The truck pulls into the driveway. The kid quickly jumps off the porch steps, grabs his baseball bat and glove and throws everything into the truckbed. After a few more stops, the truck is overflowing with future prep and college players talking about everything that kids do on a warm summer evening.

They discuss their favorite players and recite every imaginable statistic available. A little card-trading might take place. Laughter always seems to be present.


Carl Barwick misses those days when he carried players to Mar Mac Ballpark. He watched nearly 300 kids scarf down hotdogs after games, warm up for games or chase foul balls that landed outside the fence.

That doesn't happen now.

"Now we're lucky if we have enough kids to put one team on the field," said Barwick.

The interest has waned and the nine-acre facility, which has three Little League-sized fields, doesn't hold the same attraction it did more than two decades ago when Barwick served as a coach.

The 37-year-old park desperately needs a facelift.

Old boards hang off the edge of rooftops on storage buildings and bathrooms that need work inside and out. Each could use a fresh coat of paint.

Splintered bleachers, warped from weather, need replacing.

Grass-covered infields need plowing and replaced with sand so players can easily field ground balls.

Fences surrounding the fields either sag from damaging winds over the years or are rusted with age.

"We want to go back to what it was ... a great family environment where everybody could feel safe and have fun," said David Alexander, who was appointed president of Mar Mac Community Park Inc. in January.

There's one hitch, though.

The park has operated in the red financially for a number of seasons, so the new board has inherited a considerable debt. Alexander and his fellow board members estimate that $15,000 to $20,000 is needed for renovations, and to pay off outstanding bills.

"Luckily, our creditors have been understanding and are cooperating with us," said Billy Fail, who serves as treasurer. "We would like to see the park continue to be a place for kids to come and play ball. It will help keep them off the streets and avoid the pressure of drugs, alcohol and crime.

"It also takes the parents' involvement to keep the park operating."

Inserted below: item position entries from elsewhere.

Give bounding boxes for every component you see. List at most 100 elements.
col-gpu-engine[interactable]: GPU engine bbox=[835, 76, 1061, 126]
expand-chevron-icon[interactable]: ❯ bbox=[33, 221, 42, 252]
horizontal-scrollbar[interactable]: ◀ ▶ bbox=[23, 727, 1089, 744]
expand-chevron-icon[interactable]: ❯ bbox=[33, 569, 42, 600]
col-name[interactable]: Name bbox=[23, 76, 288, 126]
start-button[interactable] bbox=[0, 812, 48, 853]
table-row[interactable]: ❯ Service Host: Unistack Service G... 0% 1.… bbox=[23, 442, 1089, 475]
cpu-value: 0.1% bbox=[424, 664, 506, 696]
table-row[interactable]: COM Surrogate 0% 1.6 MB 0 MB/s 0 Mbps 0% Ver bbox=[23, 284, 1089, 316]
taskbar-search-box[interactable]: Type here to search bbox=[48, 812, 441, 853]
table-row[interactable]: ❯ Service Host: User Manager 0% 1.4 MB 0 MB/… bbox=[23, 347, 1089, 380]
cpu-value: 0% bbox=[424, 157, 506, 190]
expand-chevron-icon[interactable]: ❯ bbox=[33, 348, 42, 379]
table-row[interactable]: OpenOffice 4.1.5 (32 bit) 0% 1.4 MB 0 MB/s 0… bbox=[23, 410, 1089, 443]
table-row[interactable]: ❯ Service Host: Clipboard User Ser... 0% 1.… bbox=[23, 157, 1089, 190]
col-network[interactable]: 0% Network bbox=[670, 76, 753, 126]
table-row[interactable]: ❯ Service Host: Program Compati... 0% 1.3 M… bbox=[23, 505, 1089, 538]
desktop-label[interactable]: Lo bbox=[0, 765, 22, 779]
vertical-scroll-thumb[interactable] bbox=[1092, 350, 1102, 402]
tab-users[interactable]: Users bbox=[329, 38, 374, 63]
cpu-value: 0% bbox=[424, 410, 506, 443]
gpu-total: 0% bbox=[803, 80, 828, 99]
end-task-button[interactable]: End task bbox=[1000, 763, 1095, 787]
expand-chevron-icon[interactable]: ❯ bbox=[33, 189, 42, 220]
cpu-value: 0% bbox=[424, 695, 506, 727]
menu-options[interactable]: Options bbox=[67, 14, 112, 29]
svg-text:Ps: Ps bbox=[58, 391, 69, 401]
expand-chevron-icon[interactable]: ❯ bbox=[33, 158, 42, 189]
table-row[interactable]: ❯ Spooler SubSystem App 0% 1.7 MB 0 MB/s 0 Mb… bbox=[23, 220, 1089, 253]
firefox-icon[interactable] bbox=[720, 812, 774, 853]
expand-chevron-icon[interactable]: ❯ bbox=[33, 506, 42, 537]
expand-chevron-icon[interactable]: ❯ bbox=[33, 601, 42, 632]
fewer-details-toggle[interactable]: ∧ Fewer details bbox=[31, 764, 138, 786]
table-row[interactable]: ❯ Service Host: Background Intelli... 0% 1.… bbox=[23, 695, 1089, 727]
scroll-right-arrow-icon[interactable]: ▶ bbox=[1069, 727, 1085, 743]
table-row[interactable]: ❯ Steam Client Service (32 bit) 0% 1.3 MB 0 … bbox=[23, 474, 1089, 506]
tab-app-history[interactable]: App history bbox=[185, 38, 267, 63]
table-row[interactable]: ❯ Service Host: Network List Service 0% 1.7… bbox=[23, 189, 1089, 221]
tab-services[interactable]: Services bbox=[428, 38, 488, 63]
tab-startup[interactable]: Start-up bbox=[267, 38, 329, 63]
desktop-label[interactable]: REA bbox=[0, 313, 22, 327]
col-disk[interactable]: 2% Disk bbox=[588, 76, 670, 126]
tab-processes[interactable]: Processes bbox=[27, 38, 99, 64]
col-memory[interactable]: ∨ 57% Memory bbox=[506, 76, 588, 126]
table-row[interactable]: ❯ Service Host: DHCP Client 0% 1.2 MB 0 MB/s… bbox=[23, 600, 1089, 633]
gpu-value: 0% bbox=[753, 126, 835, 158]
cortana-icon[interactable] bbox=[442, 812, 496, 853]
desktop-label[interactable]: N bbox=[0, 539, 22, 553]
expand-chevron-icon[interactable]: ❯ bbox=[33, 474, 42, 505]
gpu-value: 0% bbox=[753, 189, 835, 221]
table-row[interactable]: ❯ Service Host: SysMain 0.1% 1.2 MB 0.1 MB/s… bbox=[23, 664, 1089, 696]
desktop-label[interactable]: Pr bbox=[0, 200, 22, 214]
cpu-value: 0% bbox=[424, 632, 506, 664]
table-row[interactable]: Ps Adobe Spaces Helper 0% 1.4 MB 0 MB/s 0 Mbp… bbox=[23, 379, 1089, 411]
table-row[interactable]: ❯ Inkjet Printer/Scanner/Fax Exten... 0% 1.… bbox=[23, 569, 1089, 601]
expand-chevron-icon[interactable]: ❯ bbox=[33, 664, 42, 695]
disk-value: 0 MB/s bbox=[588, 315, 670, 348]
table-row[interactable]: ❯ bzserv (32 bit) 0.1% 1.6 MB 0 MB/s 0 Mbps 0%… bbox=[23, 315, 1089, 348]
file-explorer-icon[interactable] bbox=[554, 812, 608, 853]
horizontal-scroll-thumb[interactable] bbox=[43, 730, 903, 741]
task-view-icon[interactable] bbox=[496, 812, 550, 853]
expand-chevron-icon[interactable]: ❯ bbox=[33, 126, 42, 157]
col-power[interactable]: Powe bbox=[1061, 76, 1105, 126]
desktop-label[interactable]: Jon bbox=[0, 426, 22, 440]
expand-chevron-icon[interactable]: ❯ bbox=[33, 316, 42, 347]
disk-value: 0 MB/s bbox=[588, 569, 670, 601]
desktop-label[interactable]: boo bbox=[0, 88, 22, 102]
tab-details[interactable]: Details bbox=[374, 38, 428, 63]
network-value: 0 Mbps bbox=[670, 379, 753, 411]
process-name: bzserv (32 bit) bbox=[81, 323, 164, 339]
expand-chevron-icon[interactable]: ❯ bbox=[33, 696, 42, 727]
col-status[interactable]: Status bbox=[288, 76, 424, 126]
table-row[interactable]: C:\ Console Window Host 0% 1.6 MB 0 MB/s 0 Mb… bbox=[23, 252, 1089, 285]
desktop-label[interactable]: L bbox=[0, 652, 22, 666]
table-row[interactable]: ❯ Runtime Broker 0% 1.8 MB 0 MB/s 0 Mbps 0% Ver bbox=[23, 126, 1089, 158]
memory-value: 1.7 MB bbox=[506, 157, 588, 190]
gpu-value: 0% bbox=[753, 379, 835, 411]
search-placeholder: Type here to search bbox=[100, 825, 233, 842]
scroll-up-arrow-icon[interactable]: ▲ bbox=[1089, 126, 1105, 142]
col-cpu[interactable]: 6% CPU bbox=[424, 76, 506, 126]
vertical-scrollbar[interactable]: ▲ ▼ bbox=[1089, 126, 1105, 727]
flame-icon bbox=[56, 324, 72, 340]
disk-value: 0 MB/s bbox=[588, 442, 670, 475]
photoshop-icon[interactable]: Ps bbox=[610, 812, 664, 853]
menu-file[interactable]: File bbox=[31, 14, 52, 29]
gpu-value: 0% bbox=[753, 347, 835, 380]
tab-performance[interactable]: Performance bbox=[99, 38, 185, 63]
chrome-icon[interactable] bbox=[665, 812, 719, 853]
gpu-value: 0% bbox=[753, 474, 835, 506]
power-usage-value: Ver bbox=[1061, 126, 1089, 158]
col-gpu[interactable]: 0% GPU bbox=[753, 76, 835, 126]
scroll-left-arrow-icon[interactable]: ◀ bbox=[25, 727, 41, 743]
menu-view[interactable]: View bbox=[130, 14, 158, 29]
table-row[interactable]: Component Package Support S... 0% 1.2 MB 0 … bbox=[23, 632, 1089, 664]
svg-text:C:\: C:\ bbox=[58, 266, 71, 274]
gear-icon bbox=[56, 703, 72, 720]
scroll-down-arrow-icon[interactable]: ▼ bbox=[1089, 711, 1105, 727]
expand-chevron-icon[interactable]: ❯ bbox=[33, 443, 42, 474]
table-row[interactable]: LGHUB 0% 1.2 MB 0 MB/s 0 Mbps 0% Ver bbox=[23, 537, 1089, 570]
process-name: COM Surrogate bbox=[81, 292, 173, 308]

MMCP Inc. is a "non-profit" group which accepts either monetary or property donations. Memberships are available for $5. In the past, those funds have been used to keep the facility operational and help curb the costs of players' uniforms. Parents shouldered the uniform expense since participation has dwindled.

"All of us are grown and has-beens, and all of our children are grown," said Larry Jinnette, MMCP vice president. "We all played here and coached at some point. They pulled out the harness to bring us back and help get the park going again."

It's about pride added Barwick.

"We've had some good players come through here," said Fail.

The alumni include Chris Wiley, Brandon Faucette, Bradley Bradshaw, Kevin Carr and Brian and Mike Smiley -- just to name a few. All those players starred at Southern Wayne and advanced to the collegiate level.

"If we can't keep the community support, which is the most-important thing for this park, we can't operate it," said Barwick. "We have got to have some help."

Fail has scheduled a park clean-up day for March 29. He's also extended the registration deadline to mid-April and hopes to attract more players. Less than 30 have signed up to play this summer.